The Federal Constitution (FC), the supreme law of the land, at Article 160, defines “Aborigine” but omits “Native” which can only be gleaned at Article 161A (7) for the purposes of Sabah and Sarawak. But, “denizen” and “autochthon” are missing — referring to pre-colonial indigenous peoples’ inalienable right of pemakai menua.
“Definitions and meanings change all the time. Truth and reality are very volatile, indefinite, multi-layered and sometimes very paradoxical,” observed Erik Pevernagie, the Belgian writer, a powerful reminder when we grapple with understanding words and phrases in the law.
Is there a hint for dual citizenship when “foreign country,” “commonwealth country,” “commonwealth citizenship” (Article 29) and “commonwealth reciprocity” (Article 155) jostle for explanation in the supreme law of the land?
The Eighth Schedule (Article 71), Part I, section 9(3) is unequivocal that a legislative assembly after five years shall then “stand dissolved” ipso facto without any mention of the Agong’s Emergency powers in this matter unless an ordinance is promulgated for such powers under Article 150(2B) to extend the lifespan of an automatically dissolved legislative assembly.
Elections to fill legislative vacancies during an Emergency caused by Covid-19 is no health hazard if large gatherings at polling stations are cautiously avoided using carefully planned drive-through voting procedures with sufficient checkpoints to confirm identities of registered voters and drive-through booths to drop their votes. Isn’t law-making an essential service anymore?
Suspending voting rights and elections are not contemplated in the FC. Any “casual vacancy” in a legislature, including expiration of legislative term limits, has to be obeyed under the supreme law of the land. The need for law-making is sprinkled all over Article 150 (Proclamation of Emergency).

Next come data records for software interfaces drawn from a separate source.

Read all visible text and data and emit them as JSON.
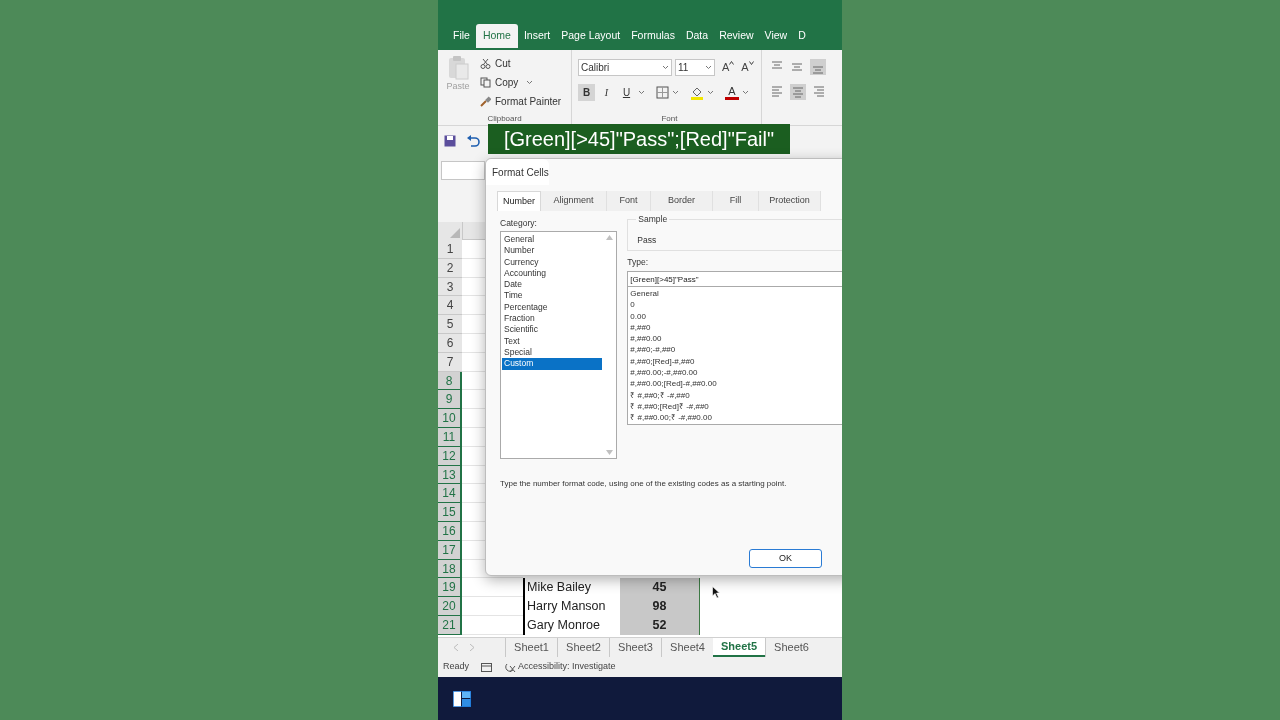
{
  "ribbon": {
    "tabs": [
      {
        "label": "File",
        "selected": false
      },
      {
        "label": "Home",
        "selected": true
      },
      {
        "label": "Insert",
        "selected": false
      },
      {
        "label": "Page Layout",
        "selected": false
      },
      {
        "label": "Formulas",
        "selected": false
      },
      {
        "label": "Data",
        "selected": false
      },
      {
        "label": "Review",
        "selected": false
      },
      {
        "label": "View",
        "selected": false
      },
      {
        "label": "D",
        "selected": false
      }
    ],
    "clipboard": {
      "paste": "Paste",
      "cut": "Cut",
      "copy": "Copy",
      "format_painter": "Format Painter",
      "group_label": "Clipboard"
    },
    "font": {
      "name": "Calibri",
      "size": "11",
      "grow_font": "A",
      "shrink_font": "A",
      "font_color": "A",
      "bold": "B",
      "italic": "I",
      "underline": "U",
      "group_label": "Font"
    }
  },
  "caption": "[Green][>45]\"Pass\";[Red]\"Fail\"",
  "sheet": {
    "rows": [
      {
        "number": "1",
        "selected": false
      },
      {
        "number": "2",
        "selected": false
      },
      {
        "number": "3",
        "selected": false
      },
      {
        "number": "4",
        "selected": false
      },
      {
        "number": "5",
        "selected": false
      },
      {
        "number": "6",
        "selected": false
      },
      {
        "number": "7",
        "selected": false
      },
      {
        "number": "8",
        "selected": true
      },
      {
        "number": "9",
        "selected": true
      },
      {
        "number": "10",
        "selected": true
      },
      {
        "number": "11",
        "selected": true
      },
      {
        "number": "12",
        "selected": true
      },
      {
        "number": "13",
        "selected": true
      },
      {
        "number": "14",
        "selected": true
      },
      {
        "number": "15",
        "selected": true
      },
      {
        "number": "16",
        "selected": true
      },
      {
        "number": "17",
        "selected": true
      },
      {
        "number": "18",
        "selected": true
      },
      {
        "number": "19",
        "selected": true,
        "name": "Mike Bailey",
        "score": "45"
      },
      {
        "number": "20",
        "selected": true,
        "name": "Harry Manson",
        "score": "98"
      },
      {
        "number": "21",
        "selected": true,
        "name": "Gary Monroe",
        "score": "52"
      }
    ]
  },
  "dialog": {
    "title": "Format Cells",
    "tabs": [
      {
        "label": "Number",
        "selected": true
      },
      {
        "label": "Alignment",
        "selected": false
      },
      {
        "label": "Font",
        "selected": false
      },
      {
        "label": "Border",
        "selected": false
      },
      {
        "label": "Fill",
        "selected": false
      },
      {
        "label": "Protection",
        "selected": false
      }
    ],
    "category_label": "Category:",
    "categories": [
      {
        "label": "General",
        "selected": false
      },
      {
        "label": "Number",
        "selected": false
      },
      {
        "label": "Currency",
        "selected": false
      },
      {
        "label": "Accounting",
        "selected": false
      },
      {
        "label": "Date",
        "selected": false
      },
      {
        "label": "Time",
        "selected": false
      },
      {
        "label": "Percentage",
        "selected": false
      },
      {
        "label": "Fraction",
        "selected": false
      },
      {
        "label": "Scientific",
        "selected": false
      },
      {
        "label": "Text",
        "selected": false
      },
      {
        "label": "Special",
        "selected": false
      },
      {
        "label": "Custom",
        "selected": true
      }
    ],
    "sample_label": "Sample",
    "sample_value": "Pass",
    "type_label": "Type:",
    "type_value": "[Green][>45]\"Pass\"",
    "type_list": [
      "General",
      "0",
      "0.00",
      "#,##0",
      "#,##0.00",
      "#,##0;-#,##0",
      "#,##0;[Red]-#,##0",
      "#,##0.00;-#,##0.00",
      "#,##0.00;[Red]-#,##0.00",
      "₹ #,##0;₹ -#,##0",
      "₹ #,##0;[Red]₹ -#,##0",
      "₹ #,##0.00;₹ -#,##0.00"
    ],
    "hint": "Type the number format code, using one of the existing codes as a starting point.",
    "ok": "OK"
  },
  "sheet_tabs": [
    {
      "label": "Sheet1",
      "selected": false
    },
    {
      "label": "Sheet2",
      "selected": false
    },
    {
      "label": "Sheet3",
      "selected": false
    },
    {
      "label": "Sheet4",
      "selected": false
    },
    {
      "label": "Sheet5",
      "selected": true
    },
    {
      "label": "Sheet6",
      "selected": false
    }
  ],
  "status_bar": {
    "ready": "Ready",
    "accessibility": "Accessibility: Investigate"
  }
}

Article 150(6A) suggests that elections in Sabah or Sarawak during an Emergency may not be suspended or held in abeyance with the invocation of “any matter of native law or custom,” qualified under Article 160 FC as “Law.” Therefore, native courts in Sabah and Sarawak have the inherent power and inalienable right to invoke and apply the “Law” as stipulated in the supreme law of the land. This is a landmark grant of power to native law and custom read together with Article 153 (special position of Natives of Sabah and Sarawak), and Article 145(3) ousting the Malaysian attorney general’s jurisdiction.
Article 160, alarmingly, defines the judiciary as “an office of profit,” universally understood as holding an office of financial gain, benefit or advantage which is at variance with Article 48(1)(c) barring MPs from holding an “office of profit.” A hazardous landmine in the supreme law of the land with all its strange suggestions, subtle nuances, and shades of interpretation!
Mindful of the rule of law, Article VIII of the Malaysia Agreement (MA63): “The Governments of the Federation of Malaya, North Borneo and Sarawak will take such legislative, executive or other action as may be required to implement the assurances, undertakings and recommendations contained in Chapter 3 of, and Annexes A and B to, the Report of the Inter-Governmental Committee signed on 27th February 1963, in so far as they are not implemented by express provision of the Constitution of Malaysia. In so far as they are not implemented by express provision of the Constitution of Malaysia” is a landmark provision in that the FC does not prohibit, inhibit, or otherwise prevent Sarawak from holding elections under native law and custom despite the Proclamation of Emergency – domestic law must comply with international law. See Salomon v Commissioners of Customs and Excise  3 All ER 871 at pages 875-876.
Sarawak, as a separate but equal partner, is affirmed by the phrase Government of the Federation of “Malaya,” another separate but equal partner, not Government of the Federation of “Malaysia” in the unambiguous language of Article VIII of MA63.
The electors have a huge responsibility to uphold the law, and an unequivocal right to get rid of the landmines in the supreme law of the land. “If a law is unjust, it’s a man’s right not only to disobey it, but is obligated to do so,” cautioned Thomas Jefferson.
Democracy and the rule of law are incidents that teach electors a lesson (ibrat) to keep our constitutional credentials impeccable should the elected be remiss and elect to exhibit disrespect for the supreme law of the land.
The views expressed are those of the author and do not necessarily reflect the official policy or position of the New Sarawak Tribune.